5. Kozlova S. I., Demikova N. S., Semanova E., Blinnikova O. E. Hereditary syndromes and medical genetic counseling. Atlas-directory. Ed. 2nd add. - M.: Praktika, 1996. - 416 pp. P. 163.
6. Kurbatov S. A., Fedotov V. P., Ivanova E. A., Galeva N. M. Phenogenetic correlations of hereditary myotonic syndromes // Materials of the VI Congress of the Russian Society of Medical Genetics, Medical Genetics, Appendix No. 5, 2010, p.99.
7. Rudenskaya G. E., Ivanova E. A., Galeva N. M. A case of Becker’s myotonia with equine foot deformity // Journal of Neurology and Psychiatry named after.
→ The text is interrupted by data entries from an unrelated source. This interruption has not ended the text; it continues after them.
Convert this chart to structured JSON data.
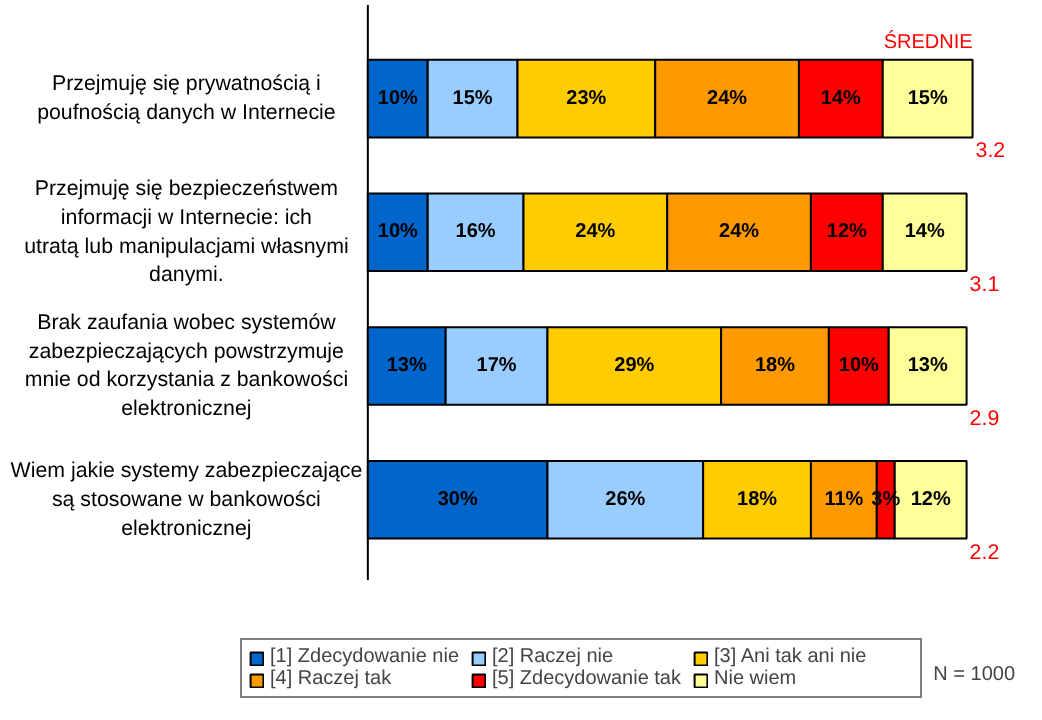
{
  "chart_data": {
    "type": "bar",
    "orientation": "horizontal",
    "stacked": true,
    "tick_labels": "y",
    "legend": "bottom",
    "categories": [
      "Przejmuję się prywatnością i poufnością danych w Internecie",
      "Przejmuję się bezpieczeństwem informacji w Internecie: ich utratą lub manipulacjami własnymi danymi.",
      "Brak zaufania wobec systemów zabezpieczających powstrzymuje mnie od korzystania z bankowości elektronicznej",
      "Wiem jakie systemy zabezpieczające są stosowane w bankowości elektronicznej"
    ],
    "series": [
      {
        "name": "[1] Zdecydowanie nie",
        "color": "#0066cc",
        "values": [
          10,
          10,
          13,
          30
        ],
        "value_labels": [
          "10%",
          "10%",
          "13%",
          "30%"
        ]
      },
      {
        "name": "[2] Raczej nie",
        "color": "#99ccff",
        "values": [
          15,
          16,
          17,
          26
        ],
        "value_labels": [
          "15%",
          "16%",
          "17%",
          "26%"
        ]
      },
      {
        "name": "[3] Ani tak ani nie",
        "color": "#ffcc00",
        "values": [
          23,
          24,
          29,
          18
        ],
        "value_labels": [
          "23%",
          "24%",
          "29%",
          "18%"
        ]
      },
      {
        "name": "[4] Raczej tak",
        "color": "#ff9900",
        "values": [
          24,
          24,
          18,
          11
        ],
        "value_labels": [
          "24%",
          "24%",
          "18%",
          "11%"
        ]
      },
      {
        "name": "[5] Zdecydowanie tak",
        "color": "#ff0000",
        "values": [
          14,
          12,
          10,
          3
        ],
        "value_labels": [
          "14%",
          "12%",
          "10%",
          "3%"
        ]
      },
      {
        "name": "Nie wiem",
        "color": "#ffff99",
        "values": [
          15,
          14,
          13,
          12
        ],
        "value_labels": [
          "15%",
          "14%",
          "13%",
          "12%"
        ]
      }
    ],
    "annotations": [
      "ŚREDNIE",
      "3.2",
      "3.1",
      "2.9",
      "2.2",
      "N = 1000"
    ]
  }
}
S. S. Korsakova. 2012.-No. 8.- P. 70–71.
8. Ivanova E., Fedotov V., Dadali E., Rudenskaya G., Kurbatov S., Myotonia congenital (MC) in Russia: the two frequent mutations in CLCN1gene allows to reveal 14.0% mutant chromosomes of patients with MC. //European journal of Human Genetic, Volume 18 Supplement 1 June 2010. P. 87–88.
9. Koch M., Harley H., Sarfarazi M. et al. Myotonia congenital (Thomsen's disease) excluded from the region of the myotonic dystrophy locus on chromosome 19. - Hum. Genet., 1989, v. 82, p. 163–166.
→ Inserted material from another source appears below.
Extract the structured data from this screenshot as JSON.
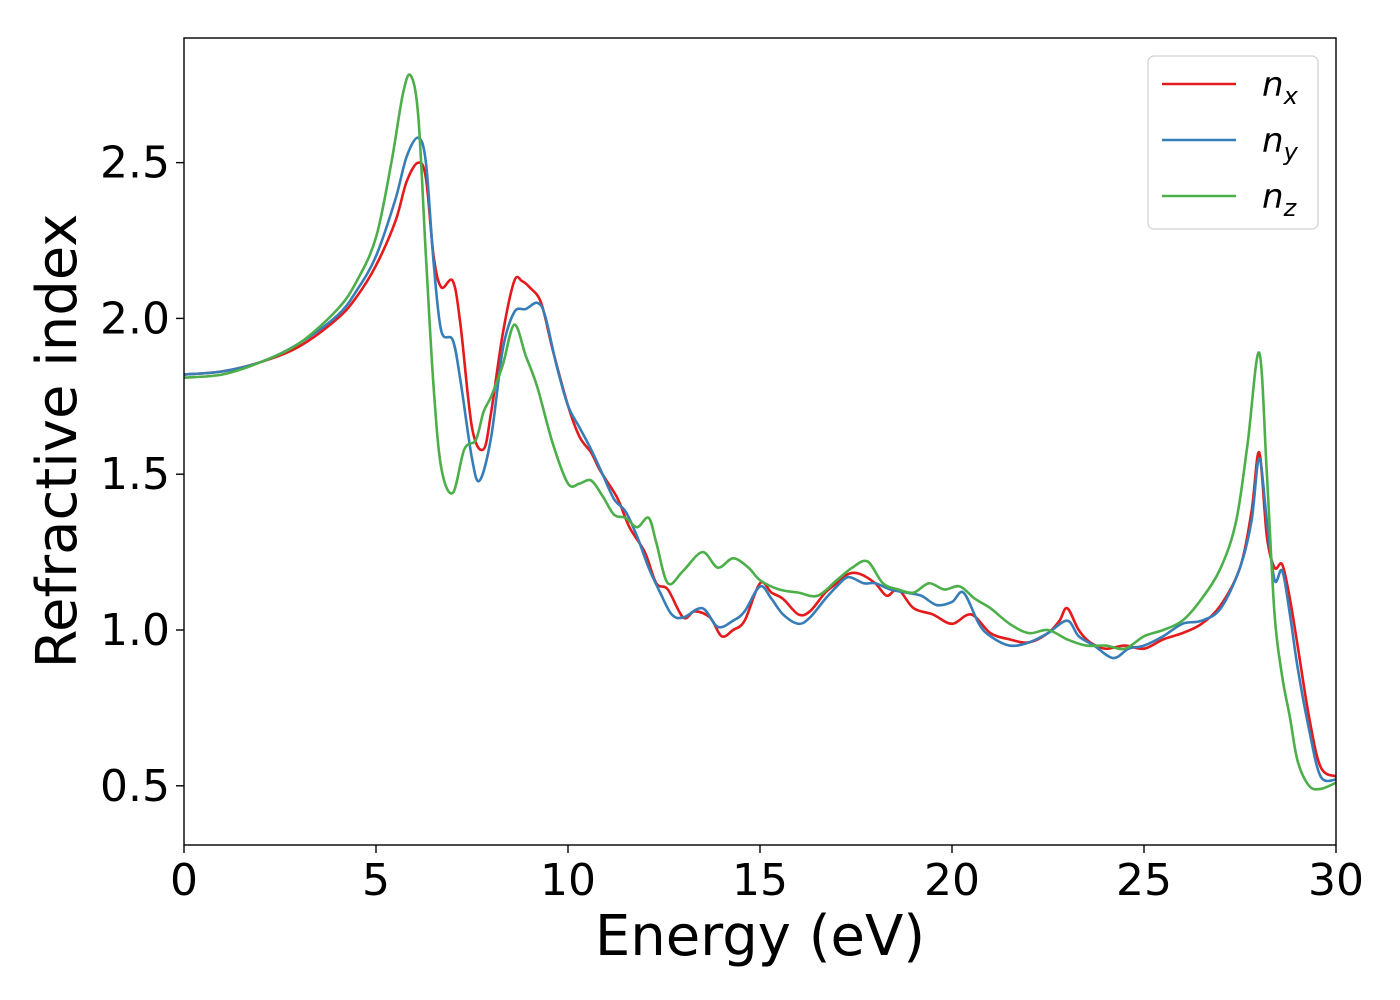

10. Torbergsen T. A family with dominant hereditary myotonia, muscular hypertrophy and increased muscular irritability, distinct from myotonia congenita Thomsen. — Acta Neurol. Scand., 1975, v. 51, p. 225–232.
Differential diagnosis of Rossolimo-Steinert-Kurshman myotonia
It is necessary to differentiate Rossolimo-Steinert-Kurshman myotonia from other known types of myotonia, which in some situations may have similar signs and course. Atrophy of muscle tissue is characteristic exclusively of this disease and allows you to quickly distinguish it from Thomsen's myotonia, a sign of which is muscle hypertrophy. Early involvement of the facial muscles and dominant inheritance distinguish it from Becker myotonia. In addition to these conditions, it is necessary to differentiate Rossolimo-Steinert-Kurshman disease from ALS and Charcot-Marie-Tooth amyotrophy.
Treatment of Rossolimo-Steinert-Kurshman myotonia
In modern medical practice, there is currently no therapy designed to completely cure people of Rossolimo-Steinert-Curschmann myotonia. Patients diagnosed with this disease are prescribed a diet based on foods with minimal or no potassium levels. People suffering from this myotonia should not be overcooled, since low temperatures can provoke spasms at any time.
To reduce the risk of their sudden appearance and improve the general condition of the patient, he is prescribed the following drugs: quinine, novocainamide, diphenine simultaneously with diacarb. To these medications, experts recommend adding the mandatory use of anabolic steroids: nerobol, retabolil, methylandrostenediol. It is also necessary to include small doses of ATP and B vitamins in the list of required substances.
The above drugs have a good effect in both the classical and congenital types of the disease. All of these measures can reduce the negative effects of the disease on the patient’s body and prolong his life, but they are in no way able to completely rid him of myotonia and make him an absolutely healthy person again.